A striking split cassette with Ekoplekz on Further Records last year saw him take on a new pseudonym as CHXFX to make Exoferric, followed quickly by an album of modular synth experiments, The Unhaptic Synthesizer. However, it is on his latest release Spacecide for Feral Tapes that CHXFX has come into its own as a project.

The album is a fragmentary journey of musique concrète, tracks ranging from 14 seconds to 8 minutes in length and varying drastically in density and focus. Particularly satisfying for the discipline is Henson’s ability to arrange and coordinate these into some semblance of narrative over the release; a notable sequence is the jump-cut breath of shock and sickening thump that end ‘Space Dusting’, unexpectedly sidestepping into the spaceship hoover blast from ‘Saucer Bump’, only for its brief aggression to be quickly subverted by the floating entry of ‘Stratosphere Men’’s winding, frosty synth melody.

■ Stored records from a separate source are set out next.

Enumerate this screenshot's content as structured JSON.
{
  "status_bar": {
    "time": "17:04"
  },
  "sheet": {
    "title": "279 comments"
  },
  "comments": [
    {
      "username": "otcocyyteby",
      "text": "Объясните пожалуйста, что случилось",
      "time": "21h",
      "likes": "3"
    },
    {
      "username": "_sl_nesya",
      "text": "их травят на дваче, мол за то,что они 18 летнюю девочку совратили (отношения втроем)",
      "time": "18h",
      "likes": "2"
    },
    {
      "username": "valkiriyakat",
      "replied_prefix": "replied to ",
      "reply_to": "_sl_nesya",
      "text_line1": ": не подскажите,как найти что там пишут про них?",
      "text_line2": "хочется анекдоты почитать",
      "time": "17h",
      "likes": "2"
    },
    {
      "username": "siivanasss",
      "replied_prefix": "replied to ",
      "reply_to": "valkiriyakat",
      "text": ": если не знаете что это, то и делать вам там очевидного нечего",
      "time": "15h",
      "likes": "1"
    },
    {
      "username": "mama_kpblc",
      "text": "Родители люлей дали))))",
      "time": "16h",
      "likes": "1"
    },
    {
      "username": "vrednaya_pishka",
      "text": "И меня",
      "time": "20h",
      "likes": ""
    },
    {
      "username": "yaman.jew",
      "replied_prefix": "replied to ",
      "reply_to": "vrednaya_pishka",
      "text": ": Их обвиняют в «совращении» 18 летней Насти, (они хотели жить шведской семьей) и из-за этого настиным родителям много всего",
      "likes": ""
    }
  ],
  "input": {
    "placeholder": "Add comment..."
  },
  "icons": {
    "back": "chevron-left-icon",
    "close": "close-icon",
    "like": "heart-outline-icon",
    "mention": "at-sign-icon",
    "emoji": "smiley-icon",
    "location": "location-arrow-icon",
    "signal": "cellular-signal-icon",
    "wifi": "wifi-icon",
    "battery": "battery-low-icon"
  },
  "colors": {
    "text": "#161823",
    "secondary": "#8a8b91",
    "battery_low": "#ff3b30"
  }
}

As the titles suggest, allusions to Henson’s love of UFO culture and general oddity – always a staple of his sound – remain. It can get a little over-familiar in places, such as the meandering, heavily delayed kosimiche of ‘Sit_Tilt_Hover’, triplet sawtooth arpeggios of ‘Escape From Breeders Colony’ and ’60s distortion melody of ‘Touch Baze’, but overall Spacecide shows an admirable grasp of directing this potentially kitschy, retro element into fresher territory, much as Broadcast managed with their seminal Microtronics EPs.

Highlights include the plunking patterns and tape-speed melody of ‘Self Watering Botany’, the Oneohtrix Point Never synths and violent thumps of ‘Space Dusting’, and the straining flight of arpeggio circles in ‘Mandeltots’. ‘Skesiscide’ is a menacing mixture of floating scream tones and found sound broadcast, ‘Parked Beneath Outer Layers’ crashes and flows like a helicopter breaking orbit, and ‘Aquadicinal Hunger Force’ rewards the listener’s trip through squealing jets and sine tones with a recording of some truly wonderful bubbling liquid.

While the proud sci-fi influence may not be for everyone – including, it should be said, me – Spacecide is every bit as good as Exoferric in technical execution and realising of truly madcap ideas, and makes for an interesting juxtaposition. Even better, however, is that finale ‘When Orbs Attack’ may also be the funniest piece of music I have heard in years: Henson constantly interrupting a cringe-worthy recording of people fleeing ‘UFOs’ in their car with monstrous, explosive noise. Although I guess you have to hear to it.